Security experts warn journalists of USB key malware risks.
The historic summit between US president Donald Trump and North Korean leader Kim Jong-Un has naturally been attracting a massive amount of media attention.
More than 3,000 journalists have been gathering at the meeting in Singapore, covering the major diplomatic developments as they unfold.
Press goody bag: Security risk or a way to keep cool?
Members of the press covering the event received a goody bag containing a local guidebook, a bottle of water and a handheld fan emblazoned with the North Korean leader’s face. Considering that temperatures hit 33 degrees Celsius, the fan would certainly be useful, but a second fan included in the bag has garnered some attention from infosec experts.
Media goody bag: Mini USB fan, hand-held fan with #TrumpKim on either side to blow around all the hot air…. and a fun guide to Sentosa. NB: that's not the delegations playing beach volleyball. pic.twitter.com/fbdKVzr0Cn
— Amanda Drury (@MandyCNBC) June 10, 2018
Though the mini USB fan in the bag would undoubtedly help journalists keep cool in the sweltering heat, the security community was swift to raise the red flag about the seemingly innocuous gadget.
A stark warning to Trump-Kim summit attendees
US security journalist Barton Gellman – who led coverage on the Snowden-NSA leaks a few years ago – tweeted: “Do not plug this in. Do not keep it.”

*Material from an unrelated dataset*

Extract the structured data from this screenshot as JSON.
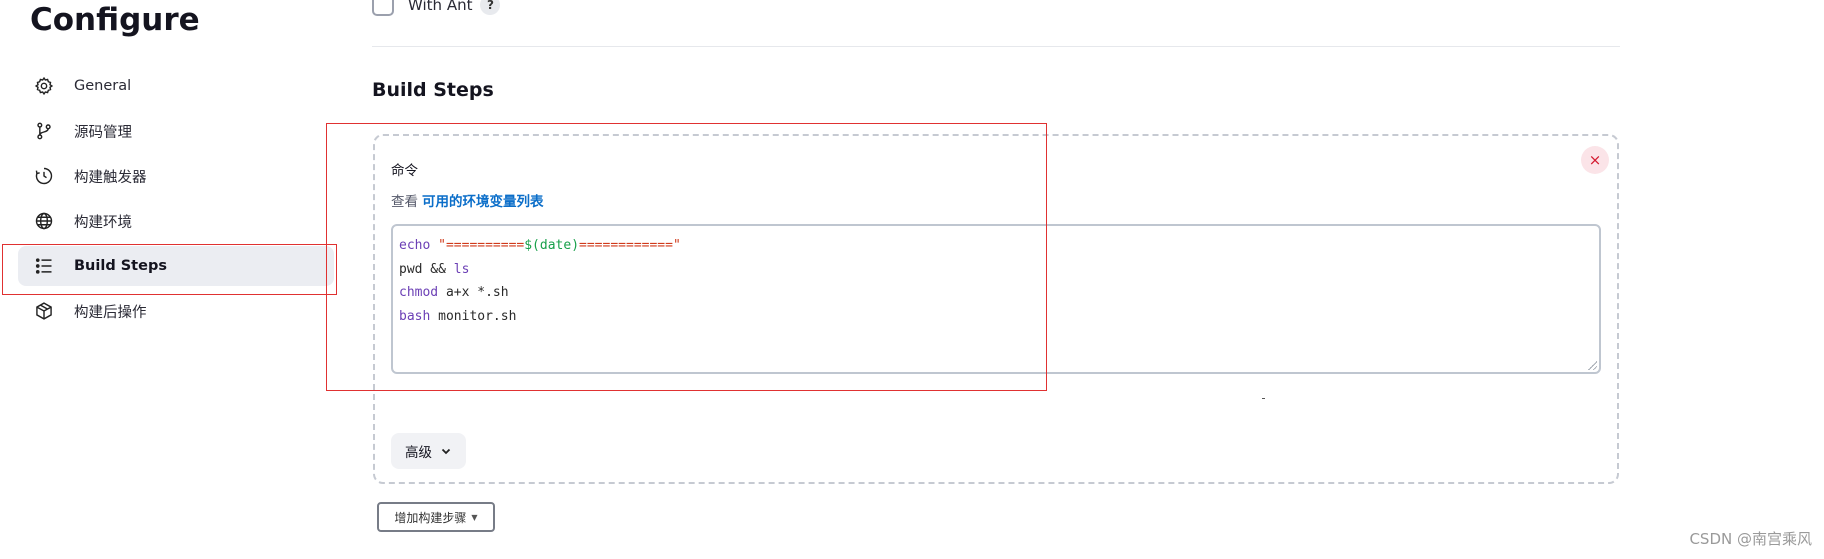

So, um, summit journalists. Do not plug this in. Do not keep it. Drop it in a public trash can or send it to your friendly neighborhood security researcher. Call any computer science department and donate it for a class exercise. I’d be glad to take one off your hands, btw. https://t.co/vz8xjUIjVz
— Barton Gellman (@bartongellman) June 11, 2018
While there is no knowledge as of yet in terms of malware present on the fan, security experts have been warning journalists and the general public about the dangers of plugging unknown USBs into their computers. While the risk is not known in this instance, USBs can be used as a covert method of malware installation. Malicious code can be added to the firmware of a USB drive as opposed to its flash memory storage, making it much more difficult to detect.
USB keys have a history of security issues
In 2014, a Wired report cited the research of Karsten Nohl and Jakob Lell, who demonstrated a series of proof-of-concept malicious software, which can be installed on a USB device to completely overtake a PC, covertly altering files installed from the memory stick and potentially redirecting the user’s internet traffic.
Although the fan may just be a way to keep the heat at bay, considering the sensitive nature of the summit and the presence of a large amount of political journalists, erring on the side of caution is obviously preferred.